Guest blogger here! Today a Dow Gardens intern, Sara, observed and assisted with the hive work, and is sharing with you the process from her viewpoint.

Today we sampled our hives for Varroa mites. We scooped up 100 ml of bees (about 300 adults) from each hive using a cup we made ourselves and put them in a glass jar. Then we shook them up with some powdered sugar. The sugar coats the surface of the honeybees, so the mites can’t stick to them and they fall off. We poured out the sugar through a mesh lid (to keep the bees in) and dissolved it with water so we could see the mites. We didn’t find any today, which means our control measures earlier in the year worked! If we had seen some, we would have been able to divide the total number by three to see how many mites/100 bees were in each hive.

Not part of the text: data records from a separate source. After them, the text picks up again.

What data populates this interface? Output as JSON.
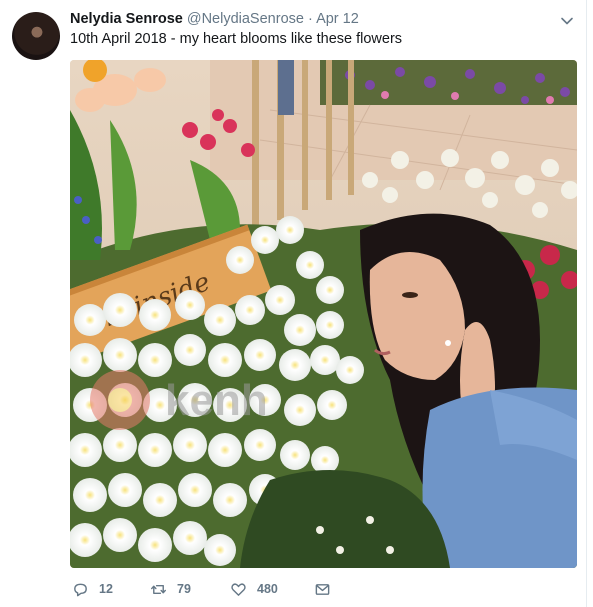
{
  "tweet": {
    "name": "Nelydia Senrose",
    "handle": "@NelydiaSenrose",
    "separator": "·",
    "date": "Apr 12",
    "text": "10th April 2018 - my heart blooms like these flowers"
  },
  "photo": {
    "sign_text": "the inside",
    "watermark": "kenh"
  },
  "actions": {
    "reply_count": "12",
    "retweet_count": "79",
    "like_count": "480"
  },
  "icons": {
    "reply": "reply-icon",
    "retweet": "retweet-icon",
    "like": "heart-icon",
    "message": "envelope-icon",
    "menu": "chevron-down-icon"
  },
  "colors": {
    "text": "#14171a",
    "secondary": "#657786",
    "divider": "#e6ecf0"
  }
}
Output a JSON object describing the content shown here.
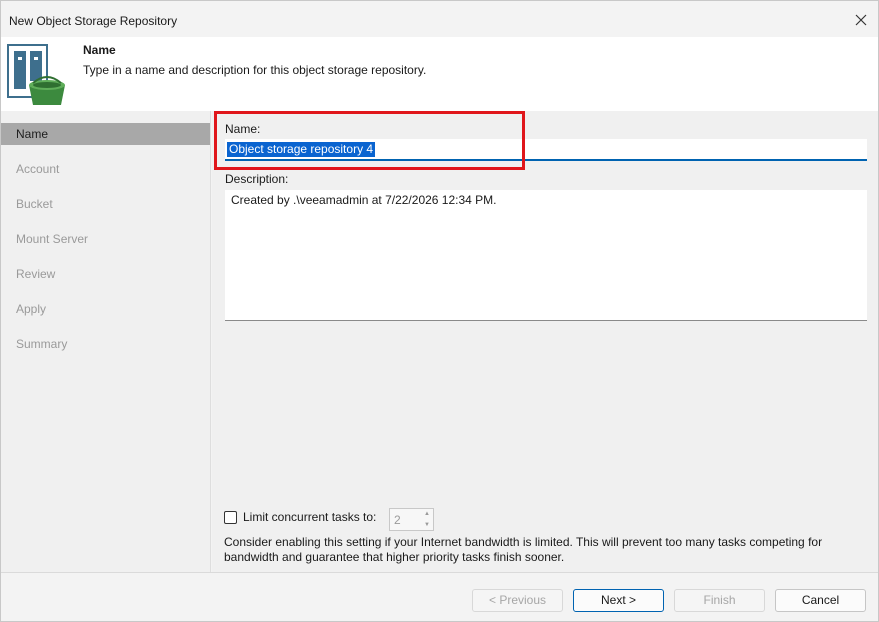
{
  "window": {
    "title": "New Object Storage Repository"
  },
  "header": {
    "title": "Name",
    "subtitle": "Type in a name and description for this object storage repository."
  },
  "steps": [
    {
      "label": "Name",
      "active": true
    },
    {
      "label": "Account",
      "active": false
    },
    {
      "label": "Bucket",
      "active": false
    },
    {
      "label": "Mount Server",
      "active": false
    },
    {
      "label": "Review",
      "active": false
    },
    {
      "label": "Apply",
      "active": false
    },
    {
      "label": "Summary",
      "active": false
    }
  ],
  "form": {
    "name_label": "Name:",
    "name_value": "Object storage repository 4",
    "description_label": "Description:",
    "description_value": "Created by .\\veeamadmin at 7/22/2026 12:34 PM.",
    "limit_label": "Limit concurrent tasks to:",
    "limit_checked": false,
    "limit_value": "2",
    "note": "Consider enabling this setting if your Internet bandwidth is limited. This will prevent too many tasks competing for bandwidth and guarantee that higher priority tasks finish sooner."
  },
  "buttons": {
    "previous": "< Previous",
    "next": "Next >",
    "finish": "Finish",
    "cancel": "Cancel"
  },
  "colors": {
    "accent": "#0063b1",
    "highlight": "#e0161b",
    "selection": "#0a64d0",
    "bucket_green": "#3c8a3e"
  },
  "icons": {
    "close": "close-icon",
    "logo": "object-storage-repository-icon"
  }
}
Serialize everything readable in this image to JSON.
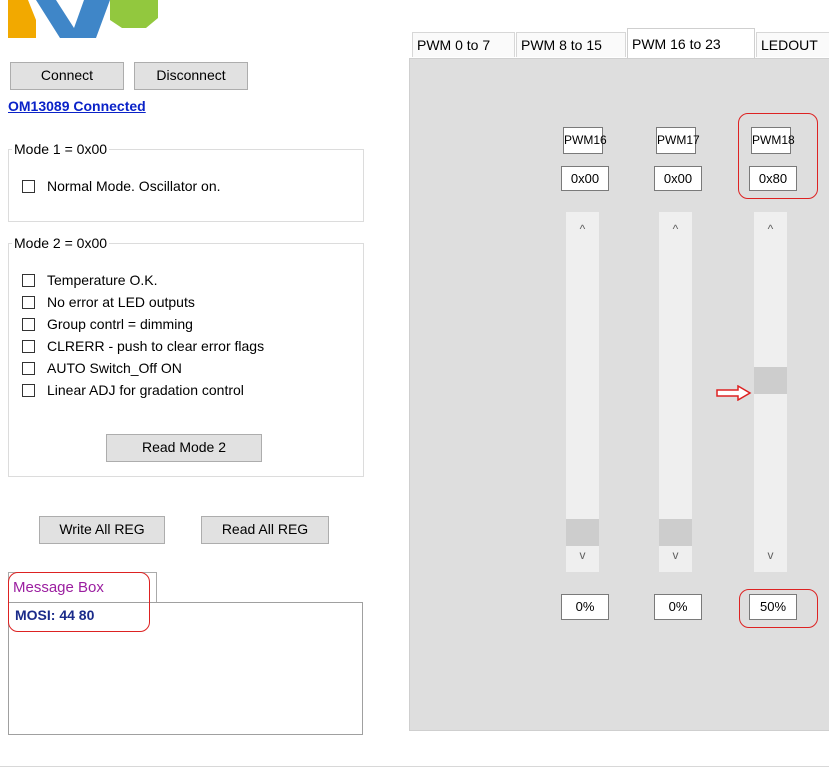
{
  "logo": {
    "colors": [
      "#f2a900",
      "#3f86c8",
      "#92c83e"
    ]
  },
  "toolbar": {
    "connect_label": "Connect",
    "disconnect_label": "Disconnect",
    "status_link": "OM13089 Connected"
  },
  "mode1": {
    "title": "Mode 1 = 0x00",
    "checkboxes": [
      {
        "label": "Normal Mode. Oscillator on.",
        "checked": false
      }
    ]
  },
  "mode2": {
    "title": "Mode 2 = 0x00",
    "checkboxes": [
      {
        "label": "Temperature O.K.",
        "checked": false
      },
      {
        "label": "No error at LED outputs",
        "checked": false
      },
      {
        "label": "Group contrl = dimming",
        "checked": false
      },
      {
        "label": "CLRERR - push to clear error flags",
        "checked": false
      },
      {
        "label": "AUTO Switch_Off ON",
        "checked": false
      },
      {
        "label": "Linear ADJ for gradation control",
        "checked": false
      }
    ],
    "read_button": "Read Mode 2"
  },
  "reg_buttons": {
    "write_all": "Write All REG",
    "read_all": "Read All REG"
  },
  "message_box": {
    "tab_label": "Message Box",
    "content": "MOSI: 44 80"
  },
  "tabs": [
    {
      "label": "PWM 0 to 7",
      "active": false
    },
    {
      "label": "PWM 8 to 15",
      "active": false
    },
    {
      "label": "PWM 16 to 23",
      "active": true
    },
    {
      "label": "LEDOUT",
      "active": false
    }
  ],
  "channels": [
    {
      "name": "PWM16",
      "hex": "0x00",
      "percent": "0%",
      "level": 0.0
    },
    {
      "name": "PWM17",
      "hex": "0x00",
      "percent": "0%",
      "level": 0.0
    },
    {
      "name": "PWM18",
      "hex": "0x80",
      "percent": "50%",
      "level": 0.5
    }
  ],
  "colors": {
    "highlight_ring": "#dd2222",
    "pointer_arrow": "#dd2222"
  }
}
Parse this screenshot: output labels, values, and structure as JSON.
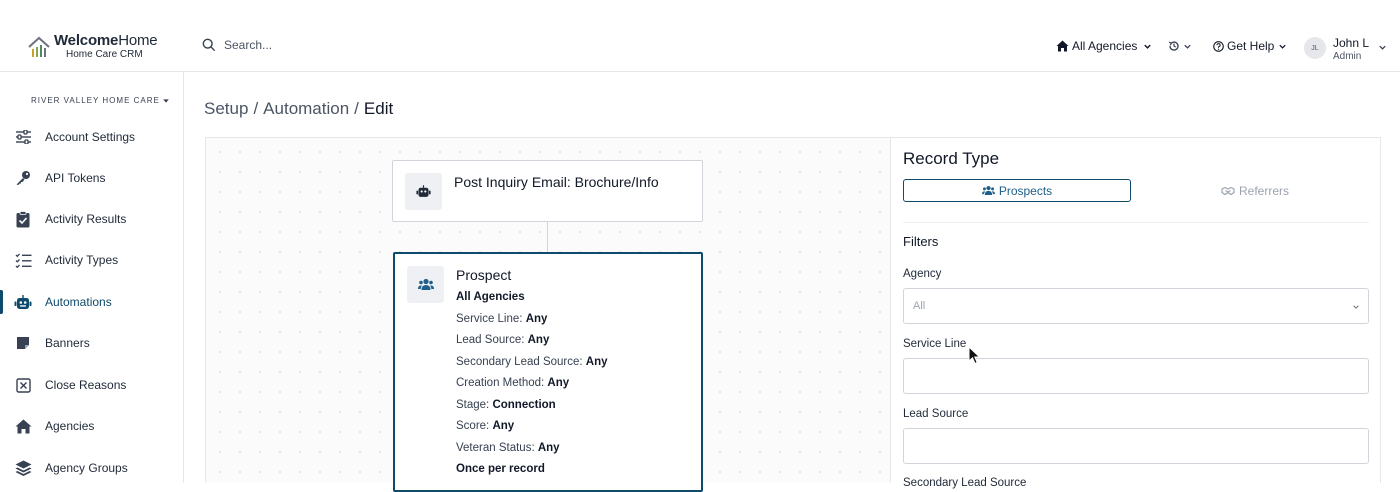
{
  "brand": {
    "name_bold": "Welcome",
    "name_rest": "Home",
    "tagline": "Home Care CRM"
  },
  "search": {
    "placeholder": "Search..."
  },
  "header": {
    "agency_selector": "All Agencies",
    "help_label": "Get Help",
    "user": {
      "initials": "JL",
      "name": "John L",
      "role": "Admin"
    }
  },
  "sidebar": {
    "org_name": "RIVER VALLEY HOME CARE",
    "items": [
      {
        "label": "Account Settings",
        "icon": "sliders-icon"
      },
      {
        "label": "API Tokens",
        "icon": "key-icon"
      },
      {
        "label": "Activity Results",
        "icon": "clipboard-check-icon"
      },
      {
        "label": "Activity Types",
        "icon": "list-check-icon"
      },
      {
        "label": "Automations",
        "icon": "robot-icon",
        "active": true
      },
      {
        "label": "Banners",
        "icon": "note-icon"
      },
      {
        "label": "Close Reasons",
        "icon": "close-box-icon"
      },
      {
        "label": "Agencies",
        "icon": "home-icon"
      },
      {
        "label": "Agency Groups",
        "icon": "layers-icon"
      }
    ]
  },
  "breadcrumb": {
    "items": [
      "Setup",
      "Automation",
      "Edit"
    ]
  },
  "flow": {
    "trigger_node": {
      "title": "Post Inquiry Email: Brochure/Info",
      "icon": "robot-icon"
    },
    "prospect_node": {
      "title": "Prospect",
      "subtitle": "All Agencies",
      "icon": "users-icon",
      "conditions": [
        {
          "label": "Service Line:",
          "value": "Any"
        },
        {
          "label": "Lead Source:",
          "value": "Any"
        },
        {
          "label": "Secondary Lead Source:",
          "value": "Any"
        },
        {
          "label": "Creation Method:",
          "value": "Any"
        },
        {
          "label": "Stage:",
          "value": "Connection"
        },
        {
          "label": "Score:",
          "value": "Any"
        },
        {
          "label": "Veteran Status:",
          "value": "Any"
        }
      ],
      "frequency": "Once per record"
    }
  },
  "panel": {
    "title": "Record Type",
    "record_types": {
      "prospects": "Prospects",
      "referrers": "Referrers"
    },
    "filters_heading": "Filters",
    "agency_label": "Agency",
    "agency_value": "All",
    "service_line_label": "Service Line",
    "lead_source_label": "Lead Source",
    "secondary_lead_source_label": "Secondary Lead Source"
  },
  "colors": {
    "accent": "#0e4a6b",
    "link": "#1d5f8a"
  }
}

So why did we sample for Varroa mites anyway? Varroa destructor is a species of parasitic mite that reproduces in honeybee colonies. When the mites attach, they spread the Deformed Wing Virus to their bee hosts, which can eventually lead to the death of a whole hive. If we know how many mites we have in our hives, then we can breed queens from hives that aren’t as infested, use less pesticide when we don’t need it, and ultimately help our bee colonies!

We also verified the success of the hives and see that all three are moving into the new stories we provided two weeks ago. We see them working in the supers, and could feel the weight of newly collected honey as we accessed the brood boxes to sample for mites. The bees are working their new stories well, as we saw newly built wax, as shown in the photo. New wax is very white, and as it ages it turns darker in color.